Hili Ventures’ property valuation report stated that in an initial meeting with the Planning Authority it was outlined that current policy would permit the redevelopment of the hotel and bungalows, providing that the proposed total gross floor area remains unchanged. The local plan for Comino accords the island the status of Special Area of Conservation and nature reserve, and only allows developers to “upgrade” the existing tourist complex and hotel if it is “compatible with the sensitivity of the surrounding context”.

Subsequently an application was presented to increase the number of bungalows from the current 13 to 21, increasing the land take-up at Santa Marija beach by more than 3,697sq.m.  The removal of tennis courts from the hotel area facing San Niklaw beach will reduce the footprint of the hotel by 7,000sq.m.

An Environment Impact Assessment presented in 2021 by consultants commissioned by Hili Ventures had concluded that the development will generate a “large” change in what is a highly sensitive landscape. The village will overlook Santa Marija Bay, creating a sense of a “greater, denser, built-up area” as a change from a tourist complex to private and individually-owned residences will change both the physical and social landscape.

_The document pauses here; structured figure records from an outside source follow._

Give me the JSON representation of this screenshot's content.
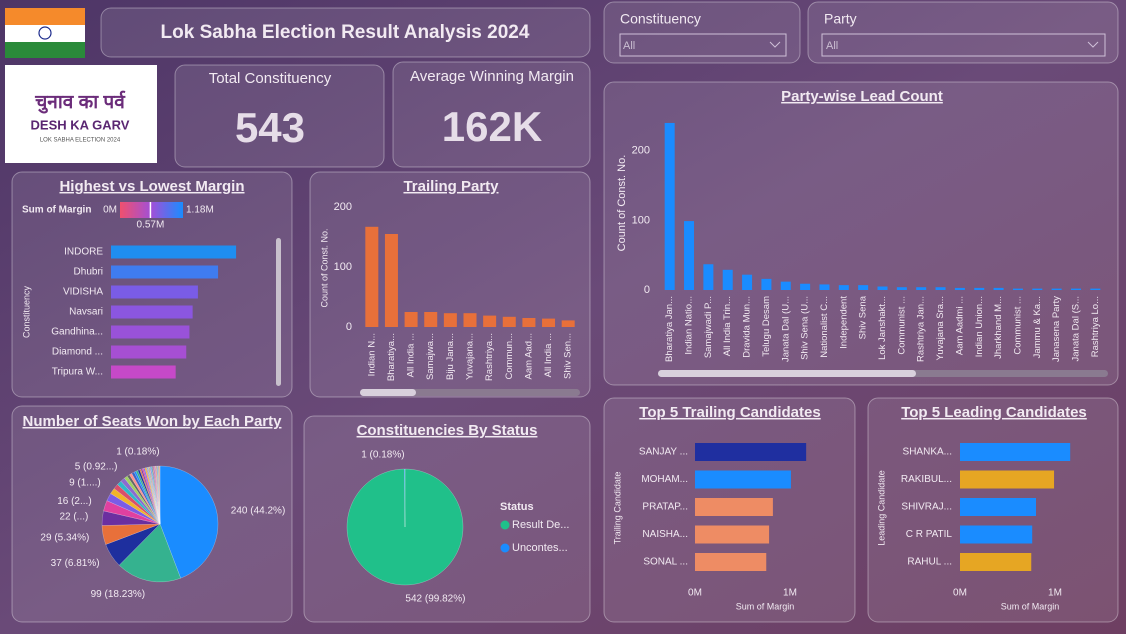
{
  "header": {
    "title": "Lok Sabha Election Result Analysis 2024",
    "logo": {
      "line1": "चुनाव का पर्व",
      "line2": "DESH KA GARV",
      "line3": "LOK SABHA ELECTION 2024"
    }
  },
  "slicers": [
    {
      "label": "Constituency",
      "value": "All"
    },
    {
      "label": "Party",
      "value": "All"
    }
  ],
  "kpis": [
    {
      "label": "Total Constituency",
      "value": "543"
    },
    {
      "label": "Average Winning Margin",
      "value": "162K"
    }
  ],
  "chart_data": [
    {
      "type": "hbar",
      "title": "Highest vs Lowest Margin",
      "ylabel": "Constituency",
      "categories": [
        "INDORE",
        "Dhubri",
        "VIDISHA",
        "Navsari",
        "Gandhina...",
        "Diamond ...",
        "Tripura W..."
      ],
      "values": [
        1.18,
        1.01,
        0.82,
        0.77,
        0.74,
        0.71,
        0.61
      ],
      "colors": [
        "#1f8ef0",
        "#3f7cf0",
        "#7a5ce6",
        "#8b56e0",
        "#9952d9",
        "#a64fd3",
        "#c649c8"
      ],
      "xlim": [
        0,
        1.5
      ],
      "legend": {
        "title": "Sum of Margin",
        "low_color": "#f0506e",
        "mid_color": "#a050d8",
        "high_color": "#1a8cff",
        "min": {
          "value": 0,
          "label": "0M"
        },
        "mid": {
          "value": 0.57,
          "label": "0.57M"
        },
        "max": {
          "value": 1.18,
          "label": "1.18M"
        }
      }
    },
    {
      "type": "bar",
      "title": "Trailing Party",
      "ylabel": "Count of Const. No.",
      "categories": [
        "Indian N...",
        "Bharatiya...",
        "All India ...",
        "Samajwa...",
        "Biju Jana...",
        "Yuvajana...",
        "Rashtriya...",
        "Commun...",
        "Aam Aad...",
        "All India ...",
        "Shiv Sen..."
      ],
      "values": [
        167,
        155,
        25,
        25,
        23,
        23,
        19,
        17,
        15,
        14,
        11
      ],
      "color": "#e8703a",
      "ylim": [
        0,
        220
      ],
      "yticks": [
        0,
        100,
        200
      ]
    },
    {
      "type": "bar",
      "title": "Party-wise Lead Count",
      "ylabel": "Count of Const. No.",
      "categories": [
        "Bharatiya Jan...",
        "Indian Natio...",
        "Samajwadi P...",
        "All India Trin...",
        "Dravida Mun...",
        "Telugu Desam",
        "Janata Dal (U...",
        "Shiv Sena (U...",
        "Nationalist C...",
        "Independent",
        "Shiv Sena",
        "Lok Janshakt...",
        "Communist ...",
        "Rashtriya Jan...",
        "Yuvajana Sra...",
        "Aam Aadmi ...",
        "Indian Union...",
        "Jharkhand M...",
        "Communist ...",
        "Jammu & Ka...",
        "Janasena Party",
        "Janata Dal (S...",
        "Rashtriya Lo..."
      ],
      "values": [
        240,
        99,
        37,
        29,
        22,
        16,
        12,
        9,
        8,
        7,
        7,
        5,
        4,
        4,
        4,
        3,
        3,
        3,
        2,
        2,
        2,
        2,
        2
      ],
      "color": "#1a8cff",
      "ylim": [
        0,
        250
      ],
      "yticks": [
        0,
        100,
        200
      ]
    },
    {
      "type": "hbar",
      "title": "Top 5 Trailing Candidates",
      "ylabel": "Trailing Candidate",
      "xlabel": "Sum of Margin",
      "categories": [
        "SANJAY ...",
        "MOHAM...",
        "PRATAP...",
        "NAISHA...",
        "SONAL ..."
      ],
      "values": [
        1.17,
        1.01,
        0.82,
        0.78,
        0.75
      ],
      "colors": [
        "#1f2fa0",
        "#1a8cff",
        "#ee8c64",
        "#ee8c64",
        "#ee8c64"
      ],
      "xlim": [
        0,
        1.4
      ],
      "xticks": [
        {
          "value": 0,
          "label": "0M"
        },
        {
          "value": 1,
          "label": "1M"
        }
      ]
    },
    {
      "type": "hbar",
      "title": "Top 5 Leading Candidates",
      "ylabel": "Leading Candidate",
      "xlabel": "Sum of Margin",
      "categories": [
        "SHANKA...",
        "RAKIBUL...",
        "SHIVRAJ...",
        "C R PATIL",
        "RAHUL ..."
      ],
      "values": [
        1.16,
        0.99,
        0.8,
        0.76,
        0.75
      ],
      "colors": [
        "#1a8cff",
        "#e6a623",
        "#1a8cff",
        "#1a8cff",
        "#e6a623"
      ],
      "xlim": [
        0,
        1.4
      ],
      "xticks": [
        {
          "value": 0,
          "label": "0M"
        },
        {
          "value": 1,
          "label": "1M"
        }
      ]
    },
    {
      "type": "pie",
      "title": "Number of Seats Won by Each Party",
      "values": [
        240,
        99,
        37,
        29,
        22,
        16,
        12,
        9,
        8,
        7,
        7,
        5,
        4,
        4,
        4,
        3,
        3,
        3,
        2,
        2,
        2,
        2,
        2,
        1,
        1,
        1,
        1,
        1,
        1,
        1,
        1,
        1,
        1,
        1,
        1,
        1,
        1,
        1,
        1,
        1,
        1,
        1,
        1,
        1
      ],
      "value_labels": [
        "240 (44.2%)",
        "99 (18.23%)",
        "37 (6.81%)",
        "29 (5.34%)",
        "22 (...)",
        "16 (2...)",
        null,
        "9 (1....)",
        null,
        null,
        null,
        "5 (0.92...)",
        null,
        null,
        null,
        null,
        null,
        null,
        null,
        null,
        null,
        null,
        null,
        null,
        null,
        null,
        null,
        null,
        null,
        null,
        null,
        null,
        null,
        null,
        null,
        null,
        null,
        null,
        null,
        null,
        null,
        null,
        null,
        "1 (0.18%)"
      ],
      "colors": [
        "#1a8cff",
        "#35b28f",
        "#1e2f9e",
        "#e8703a",
        "#6b2fa0",
        "#e040a0",
        "#7a5ce6",
        "#f0b429",
        "#d94f6a",
        "#2fb8c8",
        "#8a6ad0",
        "#a0d060",
        "#666666",
        "#ff9090",
        "#4060c0"
      ]
    },
    {
      "type": "pie",
      "title": "Constituencies By Status",
      "categories": [
        "Result De...",
        "Uncontes..."
      ],
      "values": [
        542,
        1
      ],
      "value_labels": [
        "542 (99.82%)",
        "1 (0.18%)"
      ],
      "colors": [
        "#20c08a",
        "#1a8cff"
      ],
      "legend_title": "Status"
    }
  ]
}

The EIA also warned that the luxury homes will introduce “a group of permanent residences to an island that is essentially uninhabited and part of the Maltese islands’ rural heritage and environment.”

The EIA described the new hotel replacing the present structure will be a “more subtle building” that will blend in better with the environment. But the number of bungalows will increase and appear closer together, “increasing the density of the built-up part of this area”, the EIA warned.

Subsequently in the face of public outrage, the number of bungalows was reduced from 21 to 19 reducing the extra land take up of the bungalows to around 2,000sq.m. An outhouse and concierge pavilion and one of the two proposed piers in Santa Marija Bay were also removed.  Facing criticism that the new bungalows would result in land speculation, Hili Ventures now insists that the new bungalows on Comino will not be for sale but managed by the hotel operator as hotel suites.